Stone Mountain Projesi ve Borglum’un Saplantısı
Borglum’un Stone Mountain’daki çalışmaları, Mount Rushmore’u üstlenmesi için ihtiyaç duyduğu uzmanlığı ona sağladı. 1927’de Güney Dakota’daki Black Hills’e dört Amerikalı başkanın yüzünü oymaya başladı.
Borglum, hayatının son 14 yılını, ulusun büyüklüğünün bir kutlaması olarak gördüğü Mount Rushmore projesine adadı. Ancak kendi ırkçı inançları çalışmasının üzerine bir gölge düşürdü.
Mount Rushmore Çevresindeki Tartışma
Mount Rushmore’u çevreleyen tartışma, Borglum’un ırkçı görüşlerinden ve anıtın Lakota Sioux’larından çalınan topraklara inşa edilmesinden kaynaklanmaktadır.
Eleştirmenler, Mount Rushmore’un beyaz üstünlüğünün bir sembolü olduğunu ve Batı’nın fethini yücelttiğini savunuyorlar. Ayrıca Borglum’un anıt için yaptığı orijinal planda bir Kızılderili şefinin heykeli olduğunu, ancak beyaz üstünlükçü grupların baskısı nedeniyle bu fikirden vazgeçtiğine dikkat çekiyorlar.
Gutzon Borglum’un Kalıcı Etkisi
Gutzon Borglum’un mirası karmaşık ve tartışmalıdır. Amerika’nın en ikonik simgelerinden birini yaratan yetenekli bir heykeltıraştı. Ancak ırkçı inançları ve Ku Klux Klan ile olan ilişkisi itibarını zedelemektedir.
Mount Rushmore popüler bir turistik yer olmaya devam ediyor, ancak aynı zamanda Amerika Birleşik Devletleri’nde ırkçılığın ve beyaz üstünlüğünün karanlık tarihini hatırlatan bir anıt.
Mount Rushmore’un Gizli Tarihi
Mount Rushmore’un gizli tarihi, ırkçılık, hırs ve Amerikan anlatısının kontrolü için verilen mücadelenin bir öyküsüdür. Gutzon Borglum’un Ku Klux Klan ile olan bağlantıları ve kendi beyaz üstünlükçü inançları, anıtın yaratılışını ve anlamını şekillendirdi.
Mount Rushmore’un Yaratılışında Irkçılığın Rolü
Irkçılık, Mount Rushmore’un yaratılışında önemli bir rol oynadı. Borglum’un anıttan bir Kızılderili şefini dışlama kararı, beyaz üstünlüğüne olan inancıyla motive edildi. Ayrıca projeyi kendi ırkçı görüşlerini tanıtmak için kullandı.

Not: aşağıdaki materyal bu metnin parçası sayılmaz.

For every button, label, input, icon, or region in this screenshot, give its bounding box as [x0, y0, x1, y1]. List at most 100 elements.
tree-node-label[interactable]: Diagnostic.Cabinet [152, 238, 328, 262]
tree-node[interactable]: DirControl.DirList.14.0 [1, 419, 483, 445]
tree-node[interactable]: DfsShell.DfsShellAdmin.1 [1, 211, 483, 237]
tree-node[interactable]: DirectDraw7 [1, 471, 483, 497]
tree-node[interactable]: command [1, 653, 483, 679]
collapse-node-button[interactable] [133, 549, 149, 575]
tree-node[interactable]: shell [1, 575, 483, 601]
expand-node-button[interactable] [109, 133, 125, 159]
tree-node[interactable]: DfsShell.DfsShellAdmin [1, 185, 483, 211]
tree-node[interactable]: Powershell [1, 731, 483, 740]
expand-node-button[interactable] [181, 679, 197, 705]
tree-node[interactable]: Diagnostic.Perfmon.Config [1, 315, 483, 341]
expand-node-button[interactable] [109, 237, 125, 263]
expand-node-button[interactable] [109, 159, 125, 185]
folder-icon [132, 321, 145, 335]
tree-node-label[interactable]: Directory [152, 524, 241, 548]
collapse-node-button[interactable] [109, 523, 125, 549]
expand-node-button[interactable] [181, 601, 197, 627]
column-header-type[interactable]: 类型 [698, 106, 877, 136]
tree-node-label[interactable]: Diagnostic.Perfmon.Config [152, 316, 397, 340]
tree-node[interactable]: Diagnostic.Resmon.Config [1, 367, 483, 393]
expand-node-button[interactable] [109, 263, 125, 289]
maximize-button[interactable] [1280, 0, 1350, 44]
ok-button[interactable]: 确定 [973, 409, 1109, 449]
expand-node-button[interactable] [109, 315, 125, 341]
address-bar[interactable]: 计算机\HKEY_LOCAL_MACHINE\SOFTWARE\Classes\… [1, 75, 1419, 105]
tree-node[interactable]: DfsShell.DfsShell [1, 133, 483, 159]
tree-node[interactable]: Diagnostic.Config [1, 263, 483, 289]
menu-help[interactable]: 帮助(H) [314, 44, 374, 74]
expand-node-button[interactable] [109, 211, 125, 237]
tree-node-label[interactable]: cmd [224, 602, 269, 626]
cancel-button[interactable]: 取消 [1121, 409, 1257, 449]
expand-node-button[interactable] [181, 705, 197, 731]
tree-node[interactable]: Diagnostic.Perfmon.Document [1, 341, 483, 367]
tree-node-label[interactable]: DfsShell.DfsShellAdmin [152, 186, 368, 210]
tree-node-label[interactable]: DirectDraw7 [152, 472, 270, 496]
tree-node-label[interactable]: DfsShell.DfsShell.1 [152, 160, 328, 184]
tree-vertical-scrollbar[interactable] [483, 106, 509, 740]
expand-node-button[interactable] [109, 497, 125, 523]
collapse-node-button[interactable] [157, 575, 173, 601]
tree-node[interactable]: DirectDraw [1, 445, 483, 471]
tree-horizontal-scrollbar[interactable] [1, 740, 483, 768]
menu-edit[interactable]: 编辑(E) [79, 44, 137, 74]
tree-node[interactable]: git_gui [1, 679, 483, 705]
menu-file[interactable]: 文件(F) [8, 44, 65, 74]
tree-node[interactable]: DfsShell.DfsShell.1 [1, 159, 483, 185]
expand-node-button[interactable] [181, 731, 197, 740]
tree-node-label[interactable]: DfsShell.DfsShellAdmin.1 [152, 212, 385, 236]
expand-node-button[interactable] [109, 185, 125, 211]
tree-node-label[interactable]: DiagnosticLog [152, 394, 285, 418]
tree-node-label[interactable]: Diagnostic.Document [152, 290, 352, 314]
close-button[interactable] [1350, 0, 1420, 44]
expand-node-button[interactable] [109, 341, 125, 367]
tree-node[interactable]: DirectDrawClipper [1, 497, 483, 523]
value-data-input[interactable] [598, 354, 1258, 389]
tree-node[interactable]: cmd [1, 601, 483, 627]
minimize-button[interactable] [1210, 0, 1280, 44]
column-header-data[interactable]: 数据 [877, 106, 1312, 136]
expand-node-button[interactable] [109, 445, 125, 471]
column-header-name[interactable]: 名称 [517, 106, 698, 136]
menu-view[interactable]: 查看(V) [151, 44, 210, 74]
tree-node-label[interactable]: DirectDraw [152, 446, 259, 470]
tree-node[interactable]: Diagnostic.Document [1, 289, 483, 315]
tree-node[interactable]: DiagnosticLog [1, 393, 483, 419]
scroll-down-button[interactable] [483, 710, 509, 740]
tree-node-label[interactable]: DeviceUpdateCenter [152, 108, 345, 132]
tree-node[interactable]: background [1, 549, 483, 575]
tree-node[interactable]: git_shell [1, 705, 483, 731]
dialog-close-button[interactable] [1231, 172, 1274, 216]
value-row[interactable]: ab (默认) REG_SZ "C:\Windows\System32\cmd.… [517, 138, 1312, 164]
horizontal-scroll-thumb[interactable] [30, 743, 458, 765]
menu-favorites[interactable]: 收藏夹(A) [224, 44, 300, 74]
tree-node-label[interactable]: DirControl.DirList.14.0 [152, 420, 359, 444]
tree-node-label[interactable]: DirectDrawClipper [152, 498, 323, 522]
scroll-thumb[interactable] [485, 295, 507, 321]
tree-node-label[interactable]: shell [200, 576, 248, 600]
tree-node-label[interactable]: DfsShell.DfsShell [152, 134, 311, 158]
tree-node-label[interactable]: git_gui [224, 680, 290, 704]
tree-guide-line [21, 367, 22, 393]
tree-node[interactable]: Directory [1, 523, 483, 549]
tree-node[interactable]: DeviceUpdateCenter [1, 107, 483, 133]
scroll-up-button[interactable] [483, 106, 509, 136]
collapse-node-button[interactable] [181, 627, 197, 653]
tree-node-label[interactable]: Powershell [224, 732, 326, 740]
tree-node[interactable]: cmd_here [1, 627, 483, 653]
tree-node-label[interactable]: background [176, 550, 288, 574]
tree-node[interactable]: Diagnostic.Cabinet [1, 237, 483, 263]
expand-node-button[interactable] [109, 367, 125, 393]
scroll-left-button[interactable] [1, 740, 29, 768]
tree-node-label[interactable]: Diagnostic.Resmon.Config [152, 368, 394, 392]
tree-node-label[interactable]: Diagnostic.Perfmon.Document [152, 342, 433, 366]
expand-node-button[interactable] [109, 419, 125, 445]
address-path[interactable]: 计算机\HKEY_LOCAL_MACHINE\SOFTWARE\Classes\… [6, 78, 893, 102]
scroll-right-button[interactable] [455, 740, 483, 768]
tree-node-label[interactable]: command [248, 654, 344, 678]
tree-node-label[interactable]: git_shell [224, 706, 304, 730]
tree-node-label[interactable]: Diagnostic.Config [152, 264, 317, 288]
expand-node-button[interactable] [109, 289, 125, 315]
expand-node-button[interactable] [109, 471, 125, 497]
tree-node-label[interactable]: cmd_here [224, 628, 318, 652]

Mount Rushmore ile Ku Klux Klan Arasındaki Bağlantı
Ku Klux Klan, Mount Rushmore’un finansmanı ve inşasında etkili oldu. Borglum’un Klan ile ilişkisi, proje için fon bulmasına yardımcı oldu ve ona bir destekçi ağına erişim sağladı.
Stone Mountain Projesinin Başarısızlığı
Stone Mountain projesi, Ku Klux Klan içindeki çekişmeler nedeniyle başarısız oldu. Bu, fon ve desteğin kaybedilmesine yol açtı ve Borglum sonunda kovuldu.
Gutzon Borglum’un Irkçı ve Heykeltıraş Olarak Mirası
Gutzon Borglum’un mirası karmaşıktır. Amerika’nın en ikonik simgelerinden birini yaratan yetenekli bir heykeltıraştı. Ancak ırkçı inançları ve Ku Klux Klan ile olan ilişkisi itibarını zedelemektedir.